Digital Libraries Colloquium Series
Sponsored by the School of Computer Science-Carnegie Mellon University, the School of Information Sciences-University of Pittsburgh, the University Library System-University of Pittsburgh, the University Libraries-Carnegie Mellon University and the Carnegie Library of Pittsburgh
Director, World History Center, University of Pittsburgh
“The World-Historical Dataverse: Design and problem-solving for a large-scale, heterogeneous, historical dataset”

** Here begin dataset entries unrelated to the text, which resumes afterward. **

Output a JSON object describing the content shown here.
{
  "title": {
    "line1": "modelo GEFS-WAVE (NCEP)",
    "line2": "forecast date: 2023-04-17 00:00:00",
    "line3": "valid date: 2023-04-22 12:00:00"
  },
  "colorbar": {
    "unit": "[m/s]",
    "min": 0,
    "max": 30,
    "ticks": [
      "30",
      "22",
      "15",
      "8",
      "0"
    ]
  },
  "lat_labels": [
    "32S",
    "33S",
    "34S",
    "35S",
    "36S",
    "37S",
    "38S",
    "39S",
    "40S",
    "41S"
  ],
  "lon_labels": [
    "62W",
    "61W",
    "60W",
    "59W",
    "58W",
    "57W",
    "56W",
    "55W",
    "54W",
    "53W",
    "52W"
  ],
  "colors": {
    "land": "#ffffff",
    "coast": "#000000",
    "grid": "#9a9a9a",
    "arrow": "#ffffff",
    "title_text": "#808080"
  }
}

Abstract:The World-Historical Dataverse project (“the universe of world-historical data” – www.dataverse.pitt.edu) is intended to lay the groundwork for creating consistent historical data for localities worldwide so that they may be aggregated into global totals. Data are to address economic, social, health, and environmental issues for about the last four centuries. The existence of such a dataset ought to get beyond current historical knowledge, at local and regional levels, to reveal historical patterns and dynamics at the global level; such information would help policy-makers set plans for the global future that account for past patterns rather than ignoring or speculating about the global past. The two co-directors – Patrick Manning of the World History Center and by Siddharth Chandra of Michigan State University – are both economic historians by training and have worked on this project since 2007.

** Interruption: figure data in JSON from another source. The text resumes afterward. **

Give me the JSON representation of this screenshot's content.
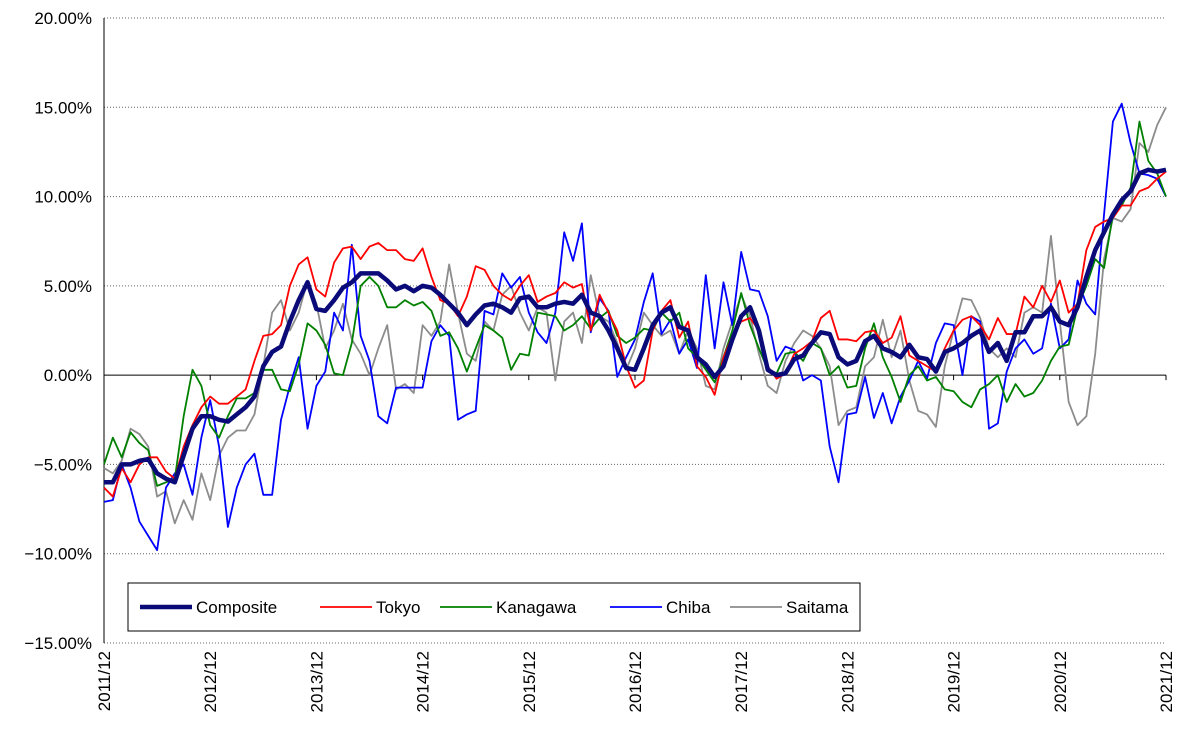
{
  "chart_data": {
    "type": "line",
    "categories": [
      "2011/12",
      null,
      null,
      null,
      null,
      null,
      null,
      null,
      null,
      null,
      null,
      null,
      "2012/12",
      null,
      null,
      null,
      null,
      null,
      null,
      null,
      null,
      null,
      null,
      null,
      "2013/12",
      null,
      null,
      null,
      null,
      null,
      null,
      null,
      null,
      null,
      null,
      null,
      "2014/12",
      null,
      null,
      null,
      null,
      null,
      null,
      null,
      null,
      null,
      null,
      null,
      "2015/12",
      null,
      null,
      null,
      null,
      null,
      null,
      null,
      null,
      null,
      null,
      null,
      "2016/12",
      null,
      null,
      null,
      null,
      null,
      null,
      null,
      null,
      null,
      null,
      null,
      "2017/12",
      null,
      null,
      null,
      null,
      null,
      null,
      null,
      null,
      null,
      null,
      null,
      "2018/12",
      null,
      null,
      null,
      null,
      null,
      null,
      null,
      null,
      null,
      null,
      null,
      "2019/12",
      null,
      null,
      null,
      null,
      null,
      null,
      null,
      null,
      null,
      null,
      null,
      "2020/12",
      null,
      null,
      null,
      null,
      null,
      null,
      null,
      null,
      null,
      null,
      null,
      "2021/12"
    ],
    "series": [
      {
        "name": "Composite",
        "color": "#0a0a78",
        "values": [
          -6.0,
          -6.0,
          -5.0,
          -5.0,
          -4.8,
          -4.7,
          -5.5,
          -5.8,
          -6.0,
          -4.5,
          -3.0,
          -2.3,
          -2.3,
          -2.5,
          -2.6,
          -2.2,
          -1.8,
          -1.2,
          0.5,
          1.3,
          1.6,
          3.0,
          4.2,
          5.2,
          3.7,
          3.6,
          4.2,
          4.9,
          5.2,
          5.7,
          5.7,
          5.7,
          5.3,
          4.8,
          5.0,
          4.7,
          5.0,
          4.9,
          4.5,
          4.0,
          3.5,
          2.8,
          3.4,
          3.9,
          4.0,
          3.8,
          3.5,
          4.3,
          4.4,
          3.8,
          3.8,
          4.0,
          4.1,
          4.0,
          4.5,
          3.5,
          3.3,
          2.5,
          1.5,
          0.4,
          0.3,
          1.5,
          2.8,
          3.5,
          3.8,
          2.7,
          2.5,
          1.0,
          0.6,
          -0.1,
          0.5,
          2.0,
          3.3,
          3.8,
          2.5,
          0.3,
          0.0,
          0.1,
          0.9,
          1.1,
          1.8,
          2.4,
          2.3,
          1.0,
          0.6,
          0.8,
          1.9,
          2.2,
          1.5,
          1.3,
          1.0,
          1.7,
          1.0,
          0.9,
          0.2,
          1.3,
          1.5,
          1.8,
          2.2,
          2.5,
          1.3,
          1.8,
          0.8,
          2.4,
          2.4,
          3.3,
          3.3,
          3.8,
          3.0,
          2.8,
          3.8,
          5.5,
          7.0,
          8.0,
          9.0,
          9.8,
          10.3,
          11.3,
          11.5,
          11.4,
          11.5
        ]
      },
      {
        "name": "Tokyo",
        "color": "#ff0000",
        "values": [
          -6.3,
          -6.8,
          -5.2,
          -6.0,
          -5.0,
          -4.6,
          -4.6,
          -5.4,
          -5.8,
          -4.0,
          -2.8,
          -1.8,
          -1.2,
          -1.6,
          -1.6,
          -1.2,
          -0.8,
          0.8,
          2.2,
          2.3,
          2.8,
          5.0,
          6.2,
          6.6,
          4.8,
          4.4,
          6.3,
          7.1,
          7.2,
          6.5,
          7.2,
          7.4,
          7.0,
          7.0,
          6.5,
          6.4,
          7.1,
          5.5,
          4.2,
          4.0,
          3.3,
          4.4,
          6.1,
          5.9,
          5.0,
          4.5,
          4.2,
          5.0,
          5.6,
          4.1,
          4.4,
          4.6,
          5.2,
          4.9,
          5.1,
          2.5,
          4.5,
          3.5,
          2.5,
          0.5,
          -0.7,
          -0.3,
          2.5,
          3.6,
          4.2,
          2.1,
          3.0,
          0.5,
          -0.1,
          -1.1,
          1.0,
          2.2,
          3.0,
          3.2,
          2.5,
          0.5,
          -0.2,
          0.1,
          1.2,
          1.5,
          1.9,
          3.2,
          3.6,
          2.0,
          2.0,
          1.9,
          2.4,
          2.5,
          1.8,
          2.1,
          3.3,
          1.1,
          0.8,
          0.5,
          0.2,
          1.5,
          2.5,
          3.1,
          3.3,
          2.8,
          2.0,
          3.2,
          2.3,
          2.3,
          4.4,
          3.8,
          5.0,
          4.1,
          5.3,
          3.5,
          4.0,
          7.0,
          8.3,
          8.6,
          8.8,
          9.5,
          9.5,
          10.3,
          10.5,
          11.0,
          11.4
        ]
      },
      {
        "name": "Kanagawa",
        "color": "#008000",
        "values": [
          -5.0,
          -3.5,
          -4.6,
          -3.2,
          -3.8,
          -4.2,
          -6.2,
          -6.0,
          -5.8,
          -2.3,
          0.3,
          -0.6,
          -2.8,
          -3.5,
          -2.3,
          -1.3,
          -1.3,
          -1.0,
          0.3,
          0.3,
          -0.8,
          -0.9,
          0.6,
          2.9,
          2.5,
          1.7,
          0.1,
          0.0,
          1.8,
          5.0,
          5.5,
          5.0,
          3.8,
          3.8,
          4.2,
          3.9,
          4.1,
          3.6,
          2.2,
          2.4,
          1.5,
          0.2,
          1.5,
          2.8,
          2.5,
          2.1,
          0.3,
          1.2,
          1.1,
          3.5,
          3.4,
          3.3,
          2.5,
          2.8,
          3.3,
          2.6,
          3.2,
          3.6,
          2.2,
          1.8,
          2.1,
          2.6,
          2.5,
          3.5,
          3.0,
          3.5,
          1.5,
          1.0,
          0.3,
          -0.4,
          1.0,
          2.5,
          4.6,
          2.8,
          1.5,
          0.3,
          0.1,
          1.2,
          1.3,
          0.8,
          1.8,
          1.5,
          0.0,
          0.5,
          -0.7,
          -0.6,
          1.5,
          2.9,
          1.0,
          -0.1,
          -1.5,
          0.0,
          0.5,
          -0.3,
          -0.1,
          -0.8,
          -0.9,
          -1.5,
          -1.8,
          -0.8,
          -0.5,
          0.0,
          -1.5,
          -0.5,
          -1.2,
          -1.0,
          -0.3,
          0.8,
          1.6,
          1.7,
          3.8,
          5.0,
          6.5,
          6.0,
          9.0,
          9.5,
          10.5,
          14.2,
          12.0,
          11.3,
          10.0
        ]
      },
      {
        "name": "Chiba",
        "color": "#0000ff",
        "values": [
          -7.1,
          -7.0,
          -5.0,
          -6.3,
          -8.2,
          -9.0,
          -9.8,
          -6.3,
          -5.5,
          -5.0,
          -6.7,
          -3.5,
          -1.4,
          -4.0,
          -8.5,
          -6.3,
          -5.0,
          -4.4,
          -6.7,
          -6.7,
          -2.5,
          -0.6,
          1.0,
          -3.0,
          -0.6,
          0.2,
          3.5,
          2.5,
          7.3,
          2.2,
          0.8,
          -2.3,
          -2.7,
          -0.7,
          -0.7,
          -0.7,
          -0.7,
          1.9,
          2.8,
          2.2,
          -2.5,
          -2.2,
          -2.0,
          3.6,
          3.4,
          5.7,
          4.9,
          5.5,
          3.5,
          2.4,
          1.8,
          3.5,
          8.0,
          6.4,
          8.5,
          2.4,
          4.3,
          3.6,
          -0.1,
          1.0,
          2.0,
          4.1,
          5.7,
          2.3,
          3.1,
          1.2,
          2.0,
          0.4,
          5.6,
          1.5,
          5.2,
          2.8,
          6.9,
          4.8,
          4.7,
          3.3,
          0.8,
          1.6,
          1.4,
          -0.3,
          0.0,
          -0.3,
          -4.0,
          -6.0,
          -2.2,
          -2.1,
          -0.1,
          -2.4,
          -1.0,
          -2.7,
          -1.2,
          -0.3,
          0.8,
          -0.2,
          1.8,
          2.9,
          2.8,
          0.0,
          3.3,
          3.0,
          -3.0,
          -2.7,
          0.2,
          1.5,
          2.0,
          1.2,
          1.5,
          4.0,
          1.5,
          2.0,
          5.3,
          4.0,
          3.4,
          9.0,
          14.2,
          15.2,
          13.0,
          11.3,
          11.2,
          11.0,
          10.0
        ]
      },
      {
        "name": "Saitama",
        "color": "#8c8c8c",
        "values": [
          -5.2,
          -5.5,
          -4.8,
          -3.0,
          -3.3,
          -4.0,
          -6.8,
          -6.5,
          -8.3,
          -7.0,
          -8.1,
          -5.5,
          -7.0,
          -4.5,
          -3.5,
          -3.1,
          -3.1,
          -2.2,
          0.5,
          3.5,
          4.2,
          2.5,
          3.5,
          5.3,
          4.0,
          1.5,
          2.5,
          4.0,
          2.0,
          1.2,
          0.0,
          1.5,
          2.8,
          -0.8,
          -0.5,
          -1.0,
          2.8,
          2.2,
          3.0,
          6.2,
          3.5,
          1.2,
          0.8,
          3.0,
          2.5,
          4.5,
          5.0,
          3.5,
          2.5,
          3.8,
          3.5,
          -0.3,
          3.0,
          3.5,
          1.8,
          5.6,
          3.3,
          3.0,
          1.8,
          0.3,
          1.5,
          3.5,
          2.8,
          2.2,
          2.5,
          1.2,
          2.5,
          1.5,
          -0.6,
          -0.8,
          1.5,
          3.0,
          4.5,
          3.3,
          1.2,
          -0.6,
          -1.0,
          0.8,
          1.8,
          2.5,
          2.2,
          1.5,
          0.5,
          -2.8,
          -2.0,
          -1.8,
          0.5,
          1.0,
          3.1,
          1.0,
          2.5,
          -0.3,
          -2.0,
          -2.2,
          -2.9,
          0.5,
          2.5,
          4.3,
          4.2,
          3.2,
          1.5,
          1.0,
          1.5,
          1.0,
          3.5,
          3.8,
          3.5,
          7.8,
          3.0,
          -1.5,
          -2.8,
          -2.3,
          1.2,
          6.5,
          8.8,
          8.6,
          9.3,
          13.0,
          12.5,
          14.0,
          15.0
        ]
      }
    ],
    "ylim": [
      -15,
      20
    ],
    "yticks": [
      {
        "value": -15,
        "label": "−15.00%"
      },
      {
        "value": -10,
        "label": "−10.00%"
      },
      {
        "value": -5,
        "label": "−5.00%"
      },
      {
        "value": 0,
        "label": "0.00%"
      },
      {
        "value": 5,
        "label": "5.00%"
      },
      {
        "value": 10,
        "label": "10.00%"
      },
      {
        "value": 15,
        "label": "15.00%"
      },
      {
        "value": 20,
        "label": "20.00%"
      }
    ],
    "grid": true,
    "legend": "lower left"
  }
}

The opening section of the presentation provides an overview of the main projected steps in the project, along with problems likely to arise at each step. Design and creation of a universal dataset must proceed along iterative steps, both to address the many problems entailed in such a task and to gain the confidence of funders. Project directors have so far identified six “departments” for carrying out the succeeding steps of project work: a portal with links to a large number of online data portals and datasets; a blog to discuss issues in creating large-scale historical datasets; a campaign to collect relevant datasets from scholars, agencies, and publications; an archive to store and display original and transformed versions of historical datasets; federation of archived datasets to create larger and more extensive datasets; and design and ultimate construction of a universal dataset.

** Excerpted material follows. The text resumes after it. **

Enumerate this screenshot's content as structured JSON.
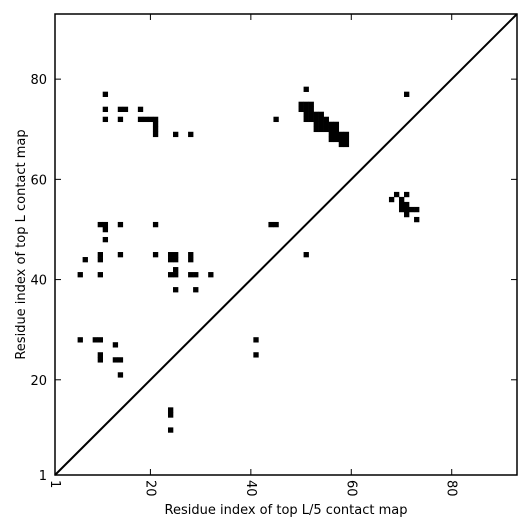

The second and more detailed portion of the talk centers on the interplay between building the archive and federating archived datasets. The federation of datasets through an online interface will be the project’s first substantial step, as it goes beyond mere collection of data and into creation of enlarged datasets. Preparation of datasets for federation will require preparation of extensive metadata; full specification of spatial, temporal, and topical coordinates; and conversion of weights and measures into consistent dimensions. The project has just received funding from the Pitt School of Arts & Sciences for a three-year Postdoctoral Associate for this work. The appointee is to have advanced IT skills in design and programming, to focus on the work of federating archived datasets. Once a candidate is selected, work will begin in September 2010
Bio: Patrick Manning is Andrew W. Mellon Professor of World History at the University of Pittsburgh. He is director of the World History Center, located in the Department of History and affiliated with the Global Studies Program and the University Center of International Studies. Trained as a specialist in the economic history of Africa, he has become a specialist in world history. His research has focused on demographic history (African slave trade), social and cultural history of francophone Africa, global migration, the African diaspora as a dimension of global history, and an overview of the field of world history. He was educated at the California Institute of Technology (BS in Chemistry, 1963) and the University of Wisconsin - Madison (MS in History and Economics, PhD in History 1969). He served as Vice President of the Teaching Division of the American Historical Association, 2004-2006. Before moving to the University of Pittsburgh in 2006, Manning was at Northeastern University for two decades. There he directed the World History Center, 1994-2004, and directed PhD students writing world historical dissertations. Manning now serves as President of the World History Network, Inc., a nonprofit corporation fostering research in world history. His current research centers on global social movements 1989-1992, African population 1650-1950, an interdisciplinary history of early humanity in collaboration with Christopher Ehret, and the World-Historical Dataverse.